Caragea joins NSF as program director

NSF logo

Professor Cornelia Caragea is serving as a program director at the National Science Foundation (NSF) this academic year, in the Directorate for Computer and Information Science and Engineering (CISE). The directorate has an annual budget of over $1 billion, and advances research, innovation and education in computer science, information science, and computer engineering fields. CISE supports hundreds of academic and research organizations across the U.S.

According to UIC’s Office of the Vice Chancellor for Research, in 2023 the university received $32 million of its $509 million in funding from the NSF. Research funding from all sources allows UIC to conduct transformative research and enables the university to offer students–from undergraduate to graduate–an opportunity to participate in this work.

Caragea is tasked at NSF with managing a portfolio of grant proposals on natural language processing, information retrieval, and artificial intelligence. She will also conduct review panels and decide what research will be funded.

“I like serving the community, and identifying directions of research,” Caragea said. “I also like learning the mechanics of a big organization like NSF.”

Caragea began her yearlong appointment at NSF in August 2023, and has the option to extend her time with the agency for up to four years. Caragea said she participated in around three dozen review panels as an expert before joining the NSF, and this work as a panelist prepared her well to have a quick jump start at NSF as a program director.
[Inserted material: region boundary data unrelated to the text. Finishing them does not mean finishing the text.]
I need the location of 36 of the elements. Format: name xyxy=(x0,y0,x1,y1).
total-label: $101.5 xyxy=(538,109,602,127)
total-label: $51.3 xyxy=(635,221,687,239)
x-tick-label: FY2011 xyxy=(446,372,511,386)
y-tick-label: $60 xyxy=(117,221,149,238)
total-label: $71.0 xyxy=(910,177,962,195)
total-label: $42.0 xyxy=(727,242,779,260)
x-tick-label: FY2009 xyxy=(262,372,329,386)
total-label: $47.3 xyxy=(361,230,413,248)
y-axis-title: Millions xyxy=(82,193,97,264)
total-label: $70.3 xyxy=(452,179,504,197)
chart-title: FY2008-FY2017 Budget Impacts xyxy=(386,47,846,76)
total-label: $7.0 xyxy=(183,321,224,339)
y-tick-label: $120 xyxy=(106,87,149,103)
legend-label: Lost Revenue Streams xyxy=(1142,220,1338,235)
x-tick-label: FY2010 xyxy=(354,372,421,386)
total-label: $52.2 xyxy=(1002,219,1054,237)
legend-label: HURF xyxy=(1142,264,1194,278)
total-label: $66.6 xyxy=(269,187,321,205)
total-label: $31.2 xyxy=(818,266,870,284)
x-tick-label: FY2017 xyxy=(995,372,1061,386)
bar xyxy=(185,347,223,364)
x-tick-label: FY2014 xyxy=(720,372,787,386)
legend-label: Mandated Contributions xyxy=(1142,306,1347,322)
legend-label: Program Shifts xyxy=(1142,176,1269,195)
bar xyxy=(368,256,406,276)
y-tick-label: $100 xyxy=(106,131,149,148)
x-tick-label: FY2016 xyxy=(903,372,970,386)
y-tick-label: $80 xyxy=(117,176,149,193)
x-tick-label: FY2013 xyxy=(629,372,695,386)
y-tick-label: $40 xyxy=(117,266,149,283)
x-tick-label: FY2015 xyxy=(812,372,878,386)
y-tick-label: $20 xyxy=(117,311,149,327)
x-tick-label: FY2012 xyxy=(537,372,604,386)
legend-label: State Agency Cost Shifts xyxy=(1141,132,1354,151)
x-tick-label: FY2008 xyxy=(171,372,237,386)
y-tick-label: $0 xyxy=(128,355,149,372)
She will begin spending more time in Washington, D.C., in the new year, spending half her time in the capitol and the other half in Chicago. Caragea has 15 PhD students she advises and wants to ensure they remain on track and continue the research and the mission of the group she leads—to pursue cutting edge research at the intersection of natural language processing, deep learning, and artificial intelligence.
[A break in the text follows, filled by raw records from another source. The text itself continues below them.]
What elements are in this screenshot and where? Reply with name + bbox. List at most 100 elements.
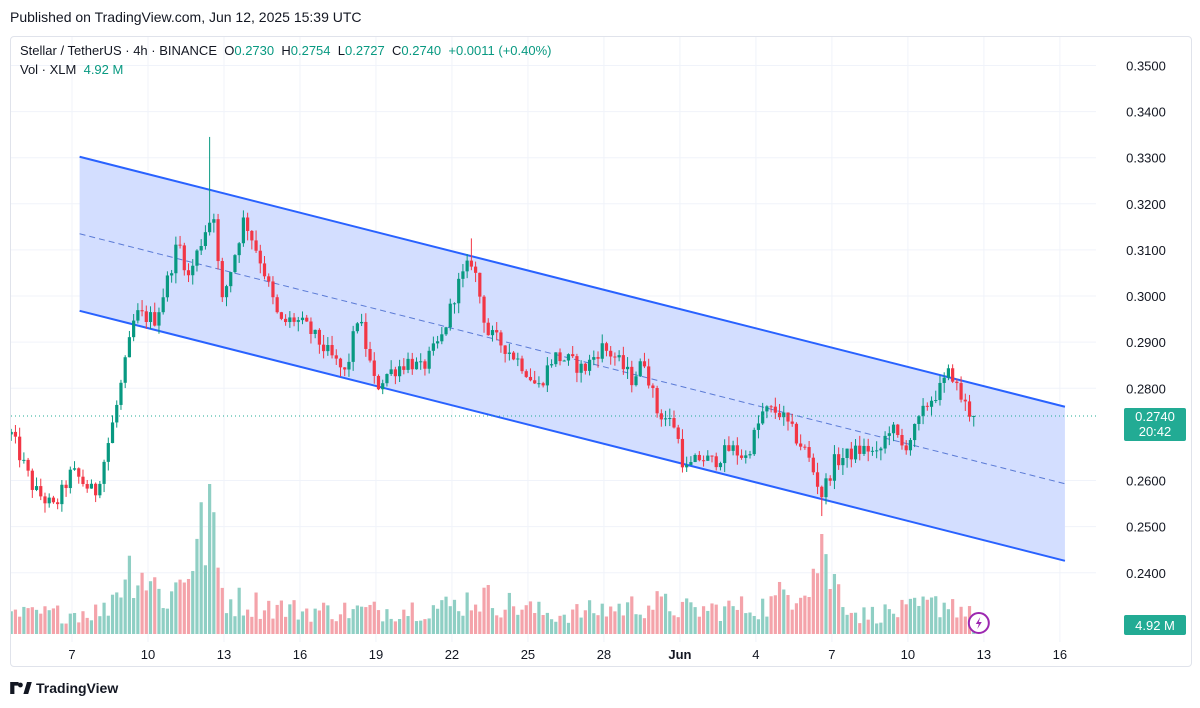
candle xyxy=(486,318,490,336)
candle xyxy=(402,358,406,375)
candle-body xyxy=(473,266,478,273)
chart-frame[interactable]: 0.3500 0.3400 0.3300 0.3200 0.3100 0.3000 0.29… xyxy=(10,36,1192,667)
ohlc-row: Stellar / TetherUS · 4h · BINANCE O0.273… xyxy=(20,41,552,60)
volume-bar xyxy=(296,619,300,634)
candle xyxy=(334,349,338,365)
volume-bar xyxy=(322,602,326,634)
candle xyxy=(414,357,419,370)
volume-bar xyxy=(803,595,807,634)
volume-bar xyxy=(56,605,60,634)
candle-body xyxy=(921,405,925,417)
candle-body xyxy=(414,361,419,370)
volume-bar xyxy=(246,609,250,634)
candle-body xyxy=(824,478,828,498)
candle-body xyxy=(94,483,98,496)
candle-body xyxy=(81,476,85,485)
candle-body xyxy=(220,261,224,298)
candle-body xyxy=(727,445,731,451)
candle xyxy=(267,273,271,287)
volume-bar xyxy=(765,616,769,634)
candle xyxy=(119,379,123,410)
lightning-icon[interactable] xyxy=(967,612,990,634)
candle xyxy=(39,478,43,501)
volume-bar xyxy=(182,582,186,634)
volume-bar xyxy=(524,605,528,634)
candle xyxy=(98,481,102,499)
candle xyxy=(600,334,604,363)
change-value: +0.0011 (+0.40%) xyxy=(448,43,552,58)
candle xyxy=(309,317,313,344)
candle-body xyxy=(410,358,414,370)
candle xyxy=(381,379,385,395)
candle xyxy=(43,492,47,513)
candle-body xyxy=(212,219,216,223)
volume-bar xyxy=(195,538,199,634)
footer-brand[interactable]: TradingView xyxy=(10,680,118,696)
candle xyxy=(777,403,782,421)
volume-bar xyxy=(305,608,309,634)
candle-body xyxy=(68,469,72,489)
candle-body xyxy=(43,496,47,504)
x-tick-label: 16 xyxy=(1053,647,1067,662)
price-chart[interactable]: 0.3500 0.3400 0.3300 0.3200 0.3100 0.3000 0.29… xyxy=(11,37,1191,666)
volume-bar xyxy=(917,605,921,634)
candle xyxy=(765,405,769,419)
volume-bar xyxy=(414,621,419,634)
candle xyxy=(647,358,651,389)
volume-bar xyxy=(883,604,887,634)
volume-bar xyxy=(34,609,39,634)
candle-body xyxy=(419,361,423,363)
volume-bar xyxy=(330,619,334,634)
volume-bar xyxy=(571,609,575,634)
candle-body xyxy=(186,270,191,276)
candle xyxy=(866,438,870,462)
candle-body xyxy=(85,484,89,489)
candle xyxy=(727,436,731,452)
volume-bar xyxy=(140,572,144,634)
tradingview-logo-icon xyxy=(10,682,32,694)
candle xyxy=(862,438,866,456)
volume-bar xyxy=(60,623,64,634)
x-tick-label: 7 xyxy=(828,647,835,662)
candle xyxy=(579,360,583,383)
volume-bar xyxy=(600,603,604,634)
volume-bar xyxy=(566,622,571,634)
candle xyxy=(596,351,600,368)
candle-body xyxy=(47,497,51,504)
candle-body xyxy=(224,286,229,298)
candle xyxy=(389,360,393,376)
close-key: C xyxy=(391,43,402,58)
candle xyxy=(815,462,820,495)
candle-body xyxy=(756,423,761,430)
candle xyxy=(499,330,503,353)
candle xyxy=(182,242,186,276)
channel-lower-line[interactable] xyxy=(79,309,1066,562)
candle xyxy=(583,362,587,375)
candle xyxy=(347,353,351,377)
candle-body xyxy=(482,296,486,323)
volume-bar xyxy=(811,568,815,634)
candle-body xyxy=(136,310,140,321)
candle xyxy=(609,346,613,365)
candle xyxy=(220,257,224,303)
candle xyxy=(144,305,148,329)
volume-bar xyxy=(837,584,841,634)
candle-body xyxy=(718,463,723,468)
volume-bar xyxy=(262,610,267,634)
candle-body xyxy=(60,484,64,505)
channel-upper-line[interactable] xyxy=(79,155,1066,408)
candle-body xyxy=(271,281,275,298)
volume-bar xyxy=(203,565,208,634)
volume-bar xyxy=(465,592,469,634)
candle xyxy=(913,423,917,448)
candle xyxy=(541,381,545,388)
volume-bar xyxy=(178,579,182,634)
volume-bar xyxy=(68,613,72,634)
volume-bar xyxy=(668,611,672,634)
volume-bar xyxy=(347,618,351,634)
candle xyxy=(77,467,81,484)
candle xyxy=(794,422,799,446)
volume-bar xyxy=(461,615,465,634)
candle-body xyxy=(364,321,368,349)
candle xyxy=(115,400,119,428)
One of the projects that Caragea and her students work on is text and image classification in areas where large annotated data is lacking, what’s known as low-resource settings. Deep learning models have shown substantial gains on many natural language processing and image tasks, but effectively employing such models depends on the presence of tens or even hundreds of thousands of labeled samples. The time-consuming and labor-intensive annotation process has made it challenging to obtain large, labeled datasets in many real-world scenarios, and unlabeled data can adversely affect accurate predictions, causing what’s known as noise.

Caragea and her students focus on the design of semi-supervised learning models that are not only robust to noise that inherently occurs from unlabeled data, but that are also able to detect potentially mislabeled examples that are harmful for learning. They aim to improve the trustworthiness of models in these settings, by calibrating models to reflect more uncertainty in their predictions, and call for human review in these cases.

“We as humans say, ‘oh, I’m not sure,’ or ‘maybe this is the answer, double check.’ We want the models to provide the same kind of feedback,” Caragea said. “If everything is predicted with a high probability, there is no way to differentiate between correct and incorrect predictions.”

Despite her increased workload, Caragea enjoys the supportive atmosphere and the collegial environment at the NSF and the work she does there.

“I’m extremely grateful to Dean Peter Nelson and my Department Head Robert Sloan for their help and support.” Caragea said. “Without their support I wouldn’t be here.”